A Search DSL

Sherub Thakur
7 min readApr 27, 2017

If you have used google, slack, gmail, etc. you would have come across their search feature. A lot of apps support this feature. In this article I will try to create a search like feature using Haskell and Elasticsearch.

Prerequisites

  1. Understanding of Haskell programming language.
  2. Familiarity with Elasticsearch.

Elasticsearch

If you have gone through the ES docs you would have come across their bank query example. This is what we will be using as the base to what we are about to create. The steps to setup ES with bank data are covered in the docs so I won’t be going over them but the basic idea is we have documents of the following structure.

{
"account_number": 0,
"balance": 16623,
"firstname": "Bradshaw",
"lastname": "Mckenzie",
"age": 29,
"gender": "F",
"address": "244 Columbus Place",
"employer": "Euron",
"email": "bradshawmckenzie@euron.com",
"city": "Hobucken",
"state": "CO"
}

And we can query them using something like the following.

GET /bank/_search
{
"query": { "match": { "account_number": 20 } }
}

Which will return us all bank accounts (out of 1000) which have account number equal to 20. As you would have noticed that the search syntax uses JSON! I repeat JSON!! Again JSON!!! You would not want to subject even your developers to write that (let alone users). So we need a developer friendly way to do this. Enter ….

Haskell

Disclaimer: I am a Haskell beginner so the quality of code might be questionable to say the least.

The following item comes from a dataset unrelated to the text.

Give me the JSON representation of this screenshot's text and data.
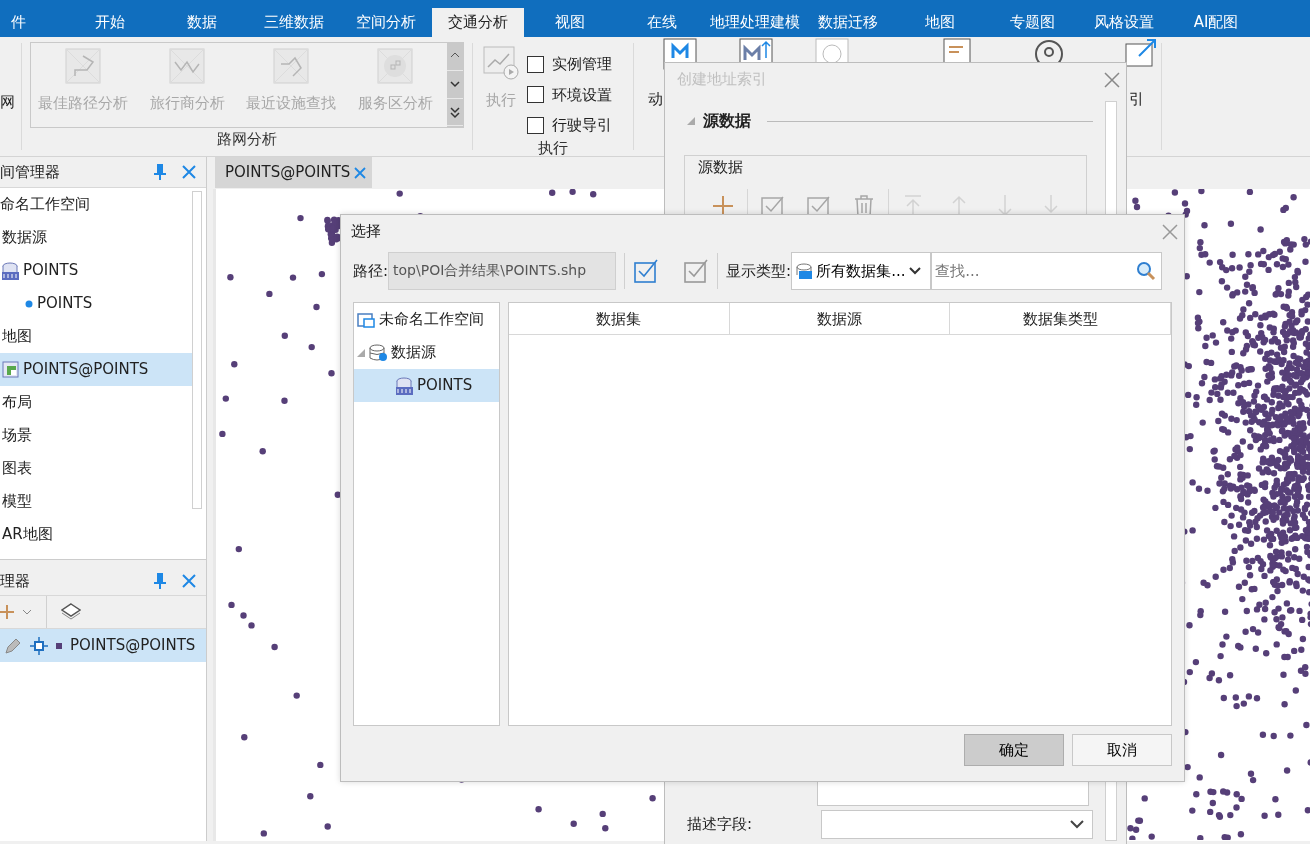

Haskell has a really sweet Elasticsearch client and query DSL, Bloodhound. Like any other haskell library/framework, there aren’t enough tutorials or docs around this library as well. But you can take a look at this example. The basic idea is that instead of writing something like the aforementioned JSON atrocity you can write something like.

TermQuery (Term "account_number" "20") Nothing

which (again) will return all the bank accounts (out of 1000) which have account number equal to 20. I don’t know about you but that is certainly and improvement. Which we can subject developers to work with!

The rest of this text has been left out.